First of all, hiccups are shared amongst mammals
If there is any consolation for getting hiccups, it is that our misery is shared with many other mammals. Cats can be stimulated to hiccup by sending an electrical impulse to a small patch of tissue in their brain stem. This area of the brain stem is thought to be the center that controls the complicated reflex that we call a hiccup. The hiccup reflex is a stereotyped twitch involving a number of muscles in our body wall, diaphragm, neck, and throat. A spasm in one or two of the major nerves that control breathing causes these muscles to contract. This results in a very sharp inspiration of air. Then, about 35 milliseconds later, a flap of tissue in the back of our throat (the glottis) closes the top of our airway. The fast inhalation followed by a brief closure of the tube produces the “hic.”
So how does the hiccup links us to our common ancestor? The story is fascinating
Our tendency to develop hiccups is another influence of our past. There are two issues to think about. The first is what causes the spasm of nerves that initiates the hiccup. The second is what controls that distinctive hic, the abrupt inhalation–glottis closure. The nerve spasm is a product of our fish history, while the hic is an outcome of the history we share with animals such as tadpoles.
Nerves and our inner fish
Shubin points out how the arrangement of the nerves which stimulate breathing in fish, cause an unfortunate side effect in mammals.
The problem is that the brain stem originally controlled breathing in fish; it has been jerry-rigged to work in mammals. Sharks and bony fish all have a portion of the brain stem that regulates the rhythmic firing of muscles in the throat and around the gills. The nerves that control these areas all originate in a well-defined portion of the brain stem. We can even see this nerve arrangement in some of the most primitive fish in the fossil record. Ancient ostracoderms, from rocks over 400 million years old, preserve casts of the brain and cranial nerves. Just as in living fish, the nerves that control breathing extend from the brain stem.
However, the nerves leave the brain at the same place as they do in fish but they have to travel further down to our diaphragm.
This convoluted path creates problems; a rational design would have the nerves traveling not from the neck but from somewhere nearer the diaphragm. Unfortunately, anything that interferes with one of these nerves can block their function or cause a spasm.

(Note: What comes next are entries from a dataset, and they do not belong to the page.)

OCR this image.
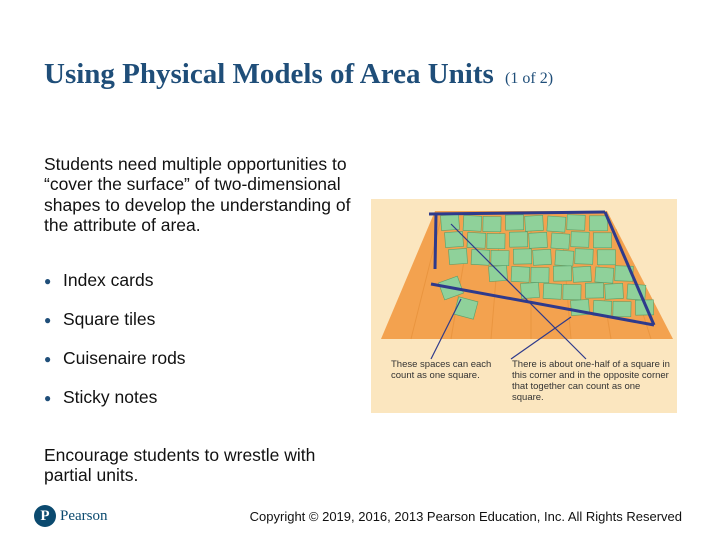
Using Physical Models of Area Units (1 of 2)

Students need multiple opportunities to “cover the surface” of two-dimensional shapes to develop the understanding of the attribute of area.

● Index cards
● Square tiles
● Cuisenaire rods
● Sticky notes

Encourage students to wrestle with partial units.

These spaces can each count as one square.
There is about one-half of a square in this corner and in the opposite corner that together can count as one square.
P Pearson	Copyright © 2019, 2016, 2013 Pearson Education, Inc. All Rights Reserved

Pattern generators and amphibians
As Shubin pointed out earlier, the hiccup itself is an outcome of a history we share with amphibians. While in humans, the hiccup is mostly an annoyance (vestigial?), in tad poles, which have both lungs and gills, the hiccup is used to breathe with their gills. What a wonderful example of a living ‘transitional fossil’.
It turns out that the pattern generator responsible for hiccups is virtually identical to one in amphibians. And not in just any amphibians—in tadpoles, which use both lungs and gills to breathe. Tadpoles use this pattern generator when they breathe with gills. In that circumstance, they want to pump water into their mouth and throat and across the gills, but they do not want the water to enter their lungs. To prevent it from doing so, they close the glottis, the flap that closes off the breathing tube. And to close the glottis, tadpoles have a central pattern generator in their brain stem so that an inspiration is followed immediately by a closing glottis. They can breathe with their gills thanks to an extended form of hiccup.
The parallels between our hiccups and gill breathing in tadpoles are so extensive that many have proposed that the two phenomena are one and the same. Gill breathing in tadpoles can be blocked by carbon dioxide, just like our hiccups. We can also block gill breathing by stretching the wall of the chest, just as we can stop hiccups by inhaling deeply and holding our breath. Perhaps we could even block gill breathing in tadpoles by having them drink a glass of water upside down.